Revisiting Self-Supervised Heterogeneous Graph Learning from Spectral Clustering Perspective
Yujie Mo, Zhihe Lu, Runpeng Yu, Xiaofeng Zhu, Xinchao Wang
TL;DR
The paper tackles noise in self-supervised heterogeneous graph learning and underutilization of cluster-level information by reframing SHGL through spectral clustering. It introduces SCHOOL, a framework that employs rank-constrained spectral clustering to produce an affinity matrix with exactly $c$ connected components and uses a projection-based, eigendecomposition–free route to obtain a cluster assignment matrix that aligns with spectral structure via a spectral loss.

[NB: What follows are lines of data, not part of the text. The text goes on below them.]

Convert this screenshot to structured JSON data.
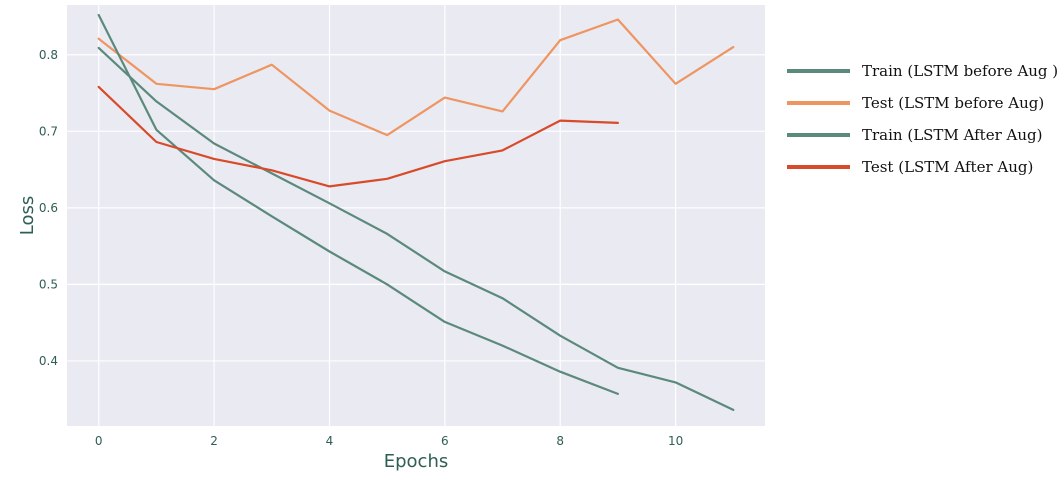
{
  "chart_data": {
    "type": "line",
    "xlabel": "Epochs",
    "ylabel": "Loss",
    "xlim": [
      -0.55,
      11.55
    ],
    "ylim": [
      0.315,
      0.865
    ],
    "xticks": [
      0,
      2,
      4,
      6,
      8,
      10
    ],
    "yticks": [
      0.4,
      0.5,
      0.6,
      0.7,
      0.8
    ],
    "ytick_labels": [
      "0.4",
      "0.5",
      "0.6",
      "0.7",
      "0.8"
    ],
    "grid": true,
    "background": "#eaeaf2",
    "legend_position": "outside-right",
    "series": [
      {
        "name": "Train (LSTM before Aug )",
        "color": "#5b8a7c",
        "x": [
          0,
          1,
          2,
          3,
          4,
          5,
          6,
          7,
          8,
          9,
          10,
          11
        ],
        "y": [
          0.809,
          0.739,
          0.684,
          0.645,
          0.606,
          0.566,
          0.517,
          0.482,
          0.433,
          0.391,
          0.372,
          0.336
        ]
      },
      {
        "name": "Test (LSTM before Aug)",
        "color": "#ee9562",
        "x": [
          0,
          1,
          2,
          3,
          4,
          5,
          6,
          7,
          8,
          9,
          10,
          11
        ],
        "y": [
          0.821,
          0.762,
          0.755,
          0.787,
          0.727,
          0.695,
          0.744,
          0.726,
          0.819,
          0.846,
          0.762,
          0.81
        ]
      },
      {
        "name": "Train (LSTM After Aug)",
        "color": "#5b8a7c",
        "x": [
          0,
          1,
          2,
          3,
          4,
          5,
          6,
          7,
          8,
          9
        ],
        "y": [
          0.852,
          0.702,
          0.636,
          0.589,
          0.543,
          0.5,
          0.451,
          0.42,
          0.386,
          0.357
        ]
      },
      {
        "name": "Test (LSTM After Aug)",
        "color": "#d84b2a",
        "x": [
          0,
          1,
          2,
          3,
          4,
          5,
          6,
          7,
          8,
          9
        ],
        "y": [
          0.758,
          0.686,
          0.664,
          0.649,
          0.628,
          0.638,
          0.661,
          0.675,
          0.714,
          0.711
        ]
      }
    ]
  }
}
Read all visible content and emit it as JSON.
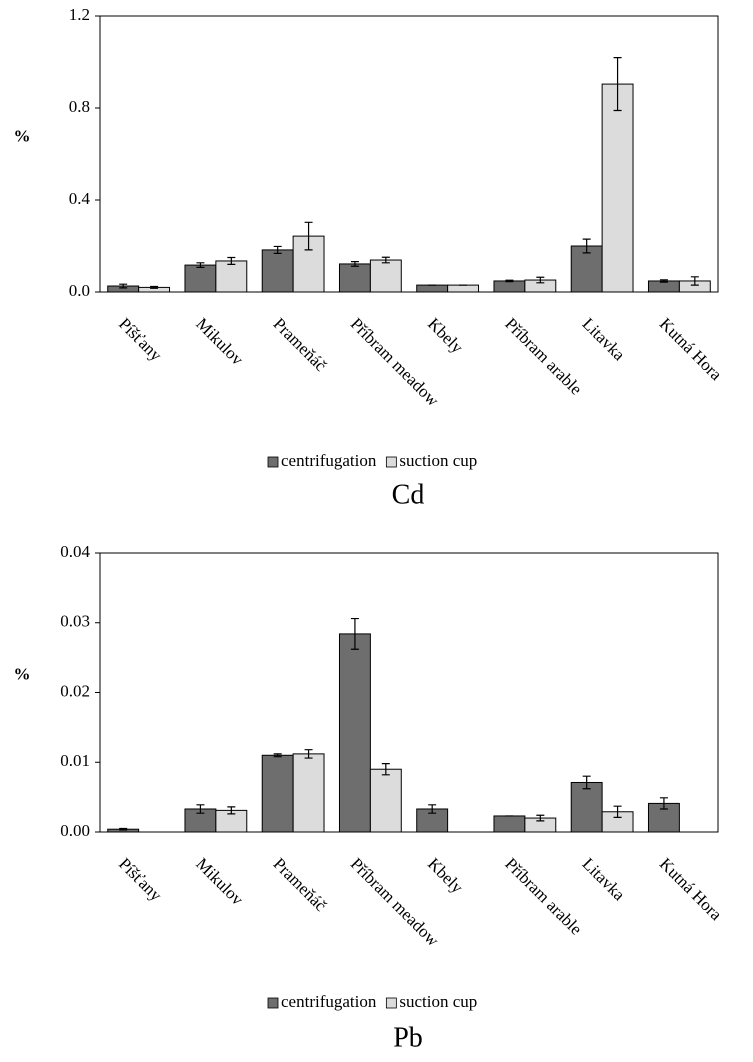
{
  "chart_data": [
    {
      "type": "bar",
      "title": "Cd",
      "y_label": "%",
      "categories": [
        "Píšťany",
        "Mikulov",
        "Prameňáč",
        "Příbram meadow",
        "Kbely",
        "Příbram arable",
        "Litavka",
        "Kutná Hora"
      ],
      "series": [
        {
          "name": "centrifugation",
          "color": "#6e6e6e",
          "values": [
            0.026,
            0.117,
            0.183,
            0.122,
            0.03,
            0.048,
            0.2,
            0.048
          ],
          "errors": [
            0.008,
            0.01,
            0.015,
            0.01,
            0,
            0.003,
            0.03,
            0.005
          ]
        },
        {
          "name": "suction cup",
          "color": "#dcdcdc",
          "values": [
            0.02,
            0.135,
            0.243,
            0.139,
            0.03,
            0.052,
            0.904,
            0.048
          ],
          "errors": [
            0.004,
            0.015,
            0.06,
            0.012,
            0,
            0.012,
            0.115,
            0.018
          ]
        }
      ],
      "ylim": [
        0,
        1.2
      ],
      "yticks": [
        {
          "value": 0,
          "label": "0.0"
        },
        0.4,
        0.8,
        1.2
      ]
    },
    {
      "type": "bar",
      "title": "Pb",
      "y_label": "%",
      "categories": [
        "Píšťany",
        "Mikulov",
        "Prameňáč",
        "Příbram meadow",
        "Kbely",
        "Příbram arable",
        "Litavka",
        "Kutná Hora"
      ],
      "series": [
        {
          "name": "centrifugation",
          "color": "#6e6e6e",
          "values": [
            0.0004,
            0.0033,
            0.011,
            0.0284,
            0.0033,
            0.0023,
            0.0071,
            0.0041
          ],
          "errors": [
            0.0001,
            0.0006,
            0.0002,
            0.0022,
            0.0006,
            0,
            0.0009,
            0.0008
          ]
        },
        {
          "name": "suction cup",
          "color": "#dcdcdc",
          "values": [
            null,
            0.0031,
            0.0112,
            0.009,
            null,
            0.002,
            0.0029,
            null
          ],
          "errors": [
            null,
            0.0005,
            0.0006,
            0.0008,
            null,
            0.0004,
            0.0008,
            null
          ]
        }
      ],
      "ylim": [
        0,
        0.04
      ],
      "yticks": [
        {
          "value": 0,
          "label": "0.00"
        },
        0.01,
        0.02,
        0.03,
        0.04
      ]
    }
  ]
}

It further enhances representations with node- and cluster-level dual consistency constraints, yielding a final objective $\mathcal{J} = \mathcal{L}_{sp} + \mu \mathcal{L}_{nc} + \delta \mathcal{L}_{cc}$ and concatenated node representations for downstream tasks. Theoretical results show partitions into $c$ classes with improved generalization, and experiments on both heterogeneous and homogeneous graphs demonstrate consistent improvements over state-of-the-art SHGL methods in node classification and clustering. Overall, the work provides a principled, scalable bridge between SHGL and spectral clustering with practical gains for diverse graph learning tasks.
Abstract
Self-supervised heterogeneous graph learning (SHGL) has shown promising potential in diverse scenarios. However, while existing SHGL methods share a similar essential with clustering approaches, they encounter two significant limitations: (i) noise in graph structures is often introduced during the message-passing process to weaken node representations, and (ii) cluster-level information may be inadequately captured and leveraged, diminishing the performance in downstream tasks. In this paper, we address these limitations by theoretically revisiting SHGL from the spectral clustering perspective and introducing a novel framework enhanced by rank and dual consistency constraints. Specifically, our framework incorporates a rank-constrained spectral clustering method that refines the affinity matrix to exclude noise effectively. Additionally, we integrate node-level and cluster-level consistency constraints that concurrently capture invariant and clustering information to facilitate learning in downstream tasks. We theoretically demonstrate that the learned representations are divided into distinct partitions based on the number of classes and exhibit enhanced generalization ability across tasks. Experimental results affirm the superiority of our method, showcasing remarkable improvements in several downstream tasks compared to existing methods.